Он опустился на колени, и его голос стал тише, словно он испугался, что нарушит священную тишину этого бессмертного места:
— Я знал каждую трещину на этом манеже. Я знал радость, и я знал печаль. Но теперь я знаю лишь безумие. Безумие старого клоуна, который не может отличить представление от жизни, который не знает, где заканчивается маска и начинается лицо.

Старик с трудом поднялся на ноги. Его движения отражали искреннюю невыносимость его существования. Он поднял голову к свету прожектора, и его отчаянный и заразительный смех разорвал тишину.

— Смотрите! – воскликнул он. – Я все еще могу поднять вас на смех! Я все еще могу падать и вставать, кувыркаться и танцевать! Но мои движения замедлились, мои шутки устарели, и вы — моя публика — исчезли. Остался только я. Смотрите!

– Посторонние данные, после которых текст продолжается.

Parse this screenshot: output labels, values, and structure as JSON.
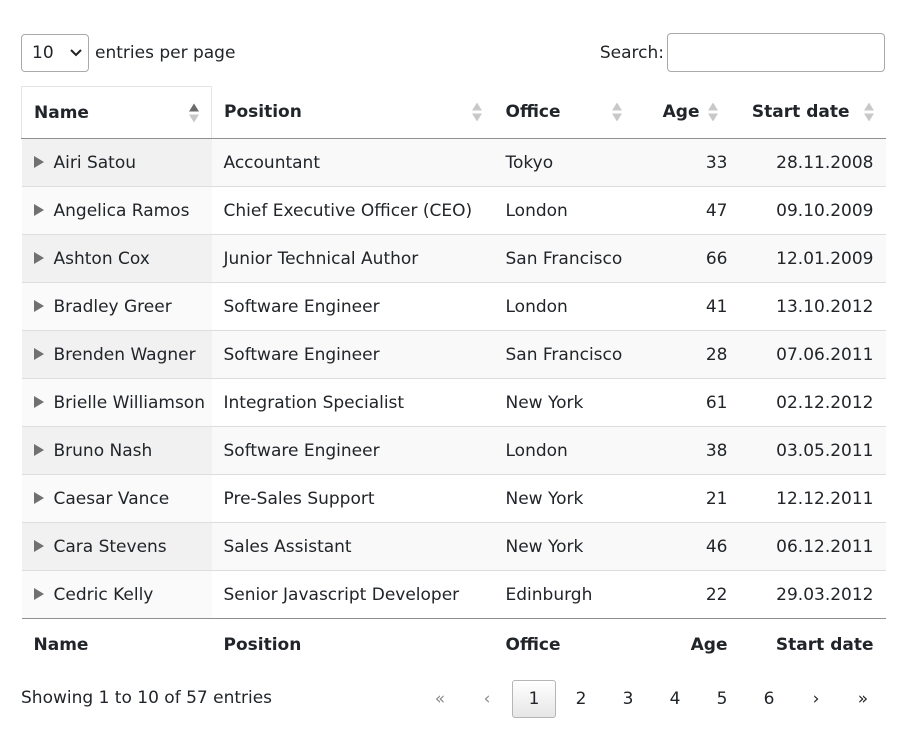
{
  "length_menu": {
    "selected": "10",
    "label": "entries per page"
  },
  "search": {
    "label": "Search:",
    "value": ""
  },
  "columns": [
    "Name",
    "Position",
    "Office",
    "Age",
    "Start date"
  ],
  "rows": [
    {
      "name": "Airi Satou",
      "position": "Accountant",
      "office": "Tokyo",
      "age": "33",
      "start": "28.11.2008"
    },
    {
      "name": "Angelica Ramos",
      "position": "Chief Executive Officer (CEO)",
      "office": "London",
      "age": "47",
      "start": "09.10.2009"
    },
    {
      "name": "Ashton Cox",
      "position": "Junior Technical Author",
      "office": "San Francisco",
      "age": "66",
      "start": "12.01.2009"
    },
    {
      "name": "Bradley Greer",
      "position": "Software Engineer",
      "office": "London",
      "age": "41",
      "start": "13.10.2012"
    },
    {
      "name": "Brenden Wagner",
      "position": "Software Engineer",
      "office": "San Francisco",
      "age": "28",
      "start": "07.06.2011"
    },
    {
      "name": "Brielle Williamson",
      "position": "Integration Specialist",
      "office": "New York",
      "age": "61",
      "start": "02.12.2012"
    },
    {
      "name": "Bruno Nash",
      "position": "Software Engineer",
      "office": "London",
      "age": "38",
      "start": "03.05.2011"
    },
    {
      "name": "Caesar Vance",
      "position": "Pre-Sales Support",
      "office": "New York",
      "age": "21",
      "start": "12.12.2011"
    },
    {
      "name": "Cara Stevens",
      "position": "Sales Assistant",
      "office": "New York",
      "age": "46",
      "start": "06.12.2011"
    },
    {
      "name": "Cedric Kelly",
      "position": "Senior Javascript Developer",
      "office": "Edinburgh",
      "age": "22",
      "start": "29.03.2012"
    }
  ],
  "info": "Showing 1 to 10 of 57 entries",
  "pagination": {
    "first": "«",
    "prev": "‹",
    "next": "›",
    "last": "»",
    "pages": [
      "1",
      "2",
      "3",
      "4",
      "5",
      "6"
    ],
    "current": "1"
  },
  "colors": {
    "border": "#8f8f8f",
    "row_stripe": "#f9f9f9",
    "sorted_col": "#f1f1f1"
  }
}
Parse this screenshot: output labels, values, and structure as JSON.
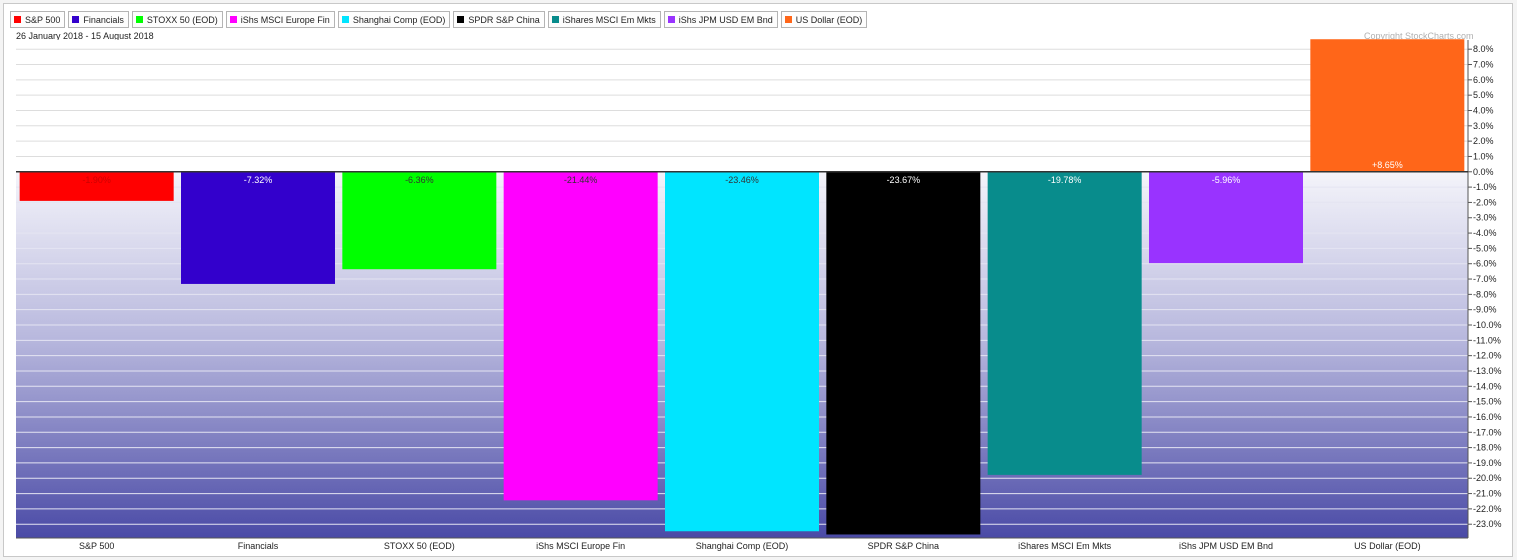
{
  "header": {
    "date_range": "26 January 2018 - 15 August 2018",
    "copyright": "Copyright StockCharts.com"
  },
  "legend": [
    {
      "label": "S&P 500",
      "color": "#ff0000"
    },
    {
      "label": "Financials",
      "color": "#3300cc"
    },
    {
      "label": "STOXX 50 (EOD)",
      "color": "#00ff00"
    },
    {
      "label": "iShs MSCI Europe Fin",
      "color": "#ff00ff"
    },
    {
      "label": "Shanghai Comp (EOD)",
      "color": "#00e5ff"
    },
    {
      "label": "SPDR S&P China",
      "color": "#000000"
    },
    {
      "label": "iShares MSCI Em Mkts",
      "color": "#088c8c"
    },
    {
      "label": "iShs JPM USD EM Bnd",
      "color": "#9933ff"
    },
    {
      "label": "US Dollar (EOD)",
      "color": "#ff6619"
    }
  ],
  "chart_data": {
    "type": "bar",
    "categories": [
      "S&P 500",
      "Financials",
      "STOXX 50 (EOD)",
      "iShs MSCI Europe Fin",
      "Shanghai Comp (EOD)",
      "SPDR S&P China",
      "iShares MSCI Em Mkts",
      "iShs JPM USD EM Bnd",
      "US Dollar (EOD)"
    ],
    "values": [
      -1.9,
      -7.32,
      -6.36,
      -21.44,
      -23.46,
      -23.67,
      -19.78,
      -5.96,
      8.65
    ],
    "value_labels": [
      "-1.90%",
      "-7.32%",
      "-6.36%",
      "-21.44%",
      "-23.46%",
      "-23.67%",
      "-19.78%",
      "-5.96%",
      "+8.65%"
    ],
    "colors": [
      "#ff0000",
      "#3300cc",
      "#00ff00",
      "#ff00ff",
      "#00e5ff",
      "#000000",
      "#088c8c",
      "#9933ff",
      "#ff6619"
    ],
    "label_colors": [
      "#cc0000",
      "#ffffff",
      "#333333",
      "#333333",
      "#333333",
      "#ffffff",
      "#ffffff",
      "#ffffff",
      "#ffffff"
    ],
    "y_ticks": [
      8,
      7,
      6,
      5,
      4,
      3,
      2,
      1,
      0,
      -1,
      -2,
      -3,
      -4,
      -5,
      -6,
      -7,
      -8,
      -9,
      -10,
      -11,
      -12,
      -13,
      -14,
      -15,
      -16,
      -17,
      -18,
      -19,
      -20,
      -21,
      -22,
      -23
    ],
    "y_tick_labels": [
      "8.0%",
      "7.0%",
      "6.0%",
      "5.0%",
      "4.0%",
      "3.0%",
      "2.0%",
      "1.0%",
      "0.0%",
      "-1.0%",
      "-2.0%",
      "-3.0%",
      "-4.0%",
      "-5.0%",
      "-6.0%",
      "-7.0%",
      "-8.0%",
      "-9.0%",
      "-10.0%",
      "-11.0%",
      "-12.0%",
      "-13.0%",
      "-14.0%",
      "-15.0%",
      "-16.0%",
      "-17.0%",
      "-18.0%",
      "-19.0%",
      "-20.0%",
      "-21.0%",
      "-22.0%",
      "-23.0%"
    ],
    "ylim": [
      -23.9,
      8.6
    ],
    "grid": true,
    "legend_position": "top-left"
  }
}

Остался только я — одинокий клоун в царстве забытых эхо.

Он снова рухнул на колени. Слезы аккуратно размывали краску на старческих щеках. И снова он упрямо смеялся, растягивая нарисованный рот в онемелом хохоте:
— Так что ж, давайте смеяться еще раз, мои невидимые друзья! Давайте смеяться так, будто это не конец, будто занавес снова поднимется, и музыка зазвучит. Давайте смеяться, пока я еще могу помнить, как это делать! Спасибо... спасибо вам... за эту последнюю ночь... последнее представление... последний смех...

Пожилой Арлекин смеялся и плакал. Он прятал глаза под широким рукавом лоскутного костюма. И когда его смех и слезы наконец слились в одно целое, он упал на манеж, прячась, как ребенок под своим плащом. Будто это стало последнее утешение, которое мир ему оставил.

Шатёр цирка, который был для него когда-то местом славы и радости, теперь явился чудовищем с пастью, полной тьмы. В его воображении арена обратилась в бездонную пропасть, а зрители превратились в привидения, жаждущие его падения.

Какое-то время он лежал в неподвижности, опасаясь даже малейшего движения, в напрасном ожидании зрителей. Внезапно он поднялся и, шатаясь, направился к тяжелому бархатному занавесу, за которым исчез. Он шел в пустоту. Его шаги были бессмысленны, взгляд — неподвижен. В его глазах, некогда искрившихся от счастья, теперь горело безысходное отчаяние.

Он больше не различал границы между шутками и жизнью; они слились в единое целое, в калейдоскоп искажённого существования. Его лицо, лишённое маски, было тем более ужасающим, что его выражение стало настоящим. Смех, плач, вопли – всё это слилось в его душе, создавая крещендо эмоций, слышное лишь ему одному.

С алчным вниманием старик снял свои наряды и аккуратно положил их на груду поношенных одежд в «позорном» углу костюмерной. Он ухмыльнулся в тишине и растворился во мраке. Костюм, безвольно свернувшись на горе отслуживших вещей, медленно прощался с миром, шепча последний монолог о том, что под маской каждого лицедея скрывается абсолютное величие трагедии.